COP30 cannot afford to become another forum for lofty speeches and vague declarations. The summit must set legally-binding emission targets and secure enforceable climate finance
The 30th United Nations Climate Change Conference, COP30, opens today in Brazil under the shadow of mounting scientific alarm and political fatigue. A decade after the Paris Agreement sought to limit global warming to 1.5° Celsius, the latest United Nations Emissions Gap Report warns that if countries continue on their current trajectories and fail to make deep cuts in greenhouse gas emissions, the world could in fact heat up by up to 2.8°C above pre-industrial levels. Global GHG emissions, the report found, have climbed to a record 57.7 billion tonnes in 2024, an increase of 2.3% over 2023. India’s record is particularly poor. The country registered the highest absolute increase in GHG emissions in 2024, rising by 3.6% over 2023. While India’s per capita emissions remain below the world average, its total output now places it among the top three emitters globally. A missed deadline for an updated national climate plan has only deepened concerns about India’s preparedness to meet its own targets. More alarmingly, the planet has begun crossing irreversible thresholds. According to a study by the University of Exeter, the world has likely breached its first climate tipping point — the collapse of warm-water coral reefs. Tipping points mark radical shifts in the Earth’s natural balance, setting off chain reactions that disrupt global weather systems, agriculture and biodiversity.

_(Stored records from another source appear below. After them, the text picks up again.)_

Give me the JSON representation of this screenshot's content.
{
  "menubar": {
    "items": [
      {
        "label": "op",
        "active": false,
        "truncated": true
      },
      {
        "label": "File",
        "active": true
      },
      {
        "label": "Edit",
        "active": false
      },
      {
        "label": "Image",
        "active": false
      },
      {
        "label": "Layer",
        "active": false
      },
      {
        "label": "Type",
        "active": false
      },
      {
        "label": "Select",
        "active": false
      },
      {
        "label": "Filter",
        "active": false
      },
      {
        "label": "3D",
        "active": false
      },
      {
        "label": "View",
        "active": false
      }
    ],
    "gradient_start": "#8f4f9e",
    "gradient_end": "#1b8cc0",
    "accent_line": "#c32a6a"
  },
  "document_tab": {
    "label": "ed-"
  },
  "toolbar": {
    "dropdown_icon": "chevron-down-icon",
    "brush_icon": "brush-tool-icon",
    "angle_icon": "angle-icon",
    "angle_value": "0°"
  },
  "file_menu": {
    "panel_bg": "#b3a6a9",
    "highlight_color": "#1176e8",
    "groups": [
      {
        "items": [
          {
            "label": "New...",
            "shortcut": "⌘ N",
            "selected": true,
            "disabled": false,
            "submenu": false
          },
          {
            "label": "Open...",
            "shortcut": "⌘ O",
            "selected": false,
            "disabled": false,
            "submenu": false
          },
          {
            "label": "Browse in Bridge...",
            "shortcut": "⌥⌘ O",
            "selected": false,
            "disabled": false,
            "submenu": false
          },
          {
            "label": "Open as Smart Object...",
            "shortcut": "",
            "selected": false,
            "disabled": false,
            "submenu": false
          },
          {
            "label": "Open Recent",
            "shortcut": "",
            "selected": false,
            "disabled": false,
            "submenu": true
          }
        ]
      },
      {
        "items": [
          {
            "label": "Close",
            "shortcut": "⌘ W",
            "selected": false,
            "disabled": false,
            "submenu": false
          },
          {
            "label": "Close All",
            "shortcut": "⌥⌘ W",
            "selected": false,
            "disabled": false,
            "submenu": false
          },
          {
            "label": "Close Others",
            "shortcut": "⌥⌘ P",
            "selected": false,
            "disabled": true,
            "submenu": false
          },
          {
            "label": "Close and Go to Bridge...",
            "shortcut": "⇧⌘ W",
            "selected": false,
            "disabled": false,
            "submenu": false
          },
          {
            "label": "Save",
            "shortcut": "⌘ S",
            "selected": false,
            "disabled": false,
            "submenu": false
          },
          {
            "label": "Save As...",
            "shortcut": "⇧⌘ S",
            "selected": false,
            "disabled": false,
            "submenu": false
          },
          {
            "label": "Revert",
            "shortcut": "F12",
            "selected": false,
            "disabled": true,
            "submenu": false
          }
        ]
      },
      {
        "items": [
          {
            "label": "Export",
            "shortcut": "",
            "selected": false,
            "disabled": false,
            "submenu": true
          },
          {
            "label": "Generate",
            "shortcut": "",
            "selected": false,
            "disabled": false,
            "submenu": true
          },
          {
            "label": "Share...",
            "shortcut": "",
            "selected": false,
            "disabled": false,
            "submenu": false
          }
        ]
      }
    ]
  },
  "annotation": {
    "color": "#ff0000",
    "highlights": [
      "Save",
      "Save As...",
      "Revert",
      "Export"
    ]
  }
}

The global political landscape compounds the crisis. Climate scepticism has returned to power in the United States of America: President Donald Trump has withdrawn the US from the Paris Agreement and rolled back key clean-energy policies in one of the world’s largest emitting nations. As if on cue, influential figures such as Bill Gates are now arguing that although the climate crisis is grave, it will not lead to humanity’s extinction. The European Union, once a flagbearer of environmental multilateralism, appears increasingly divided and inward-looking. This vacuum in leadership in the battle against global warming threatens to stall collective action. But the scientific evidence and consensus are unequivocal: delay will make mitigation harder, costlier and more uncertain. COP30 cannot afford to become another forum for lofty speeches and vague declarations. The summit must set legally-binding emission targets, create clear accountability mechanisms, and secure enforceable climate finance. Without binding targets and a credible structure for climate finance, COP30 will join the long list of missed opportunities. And the world will be one step closer to the point of no return.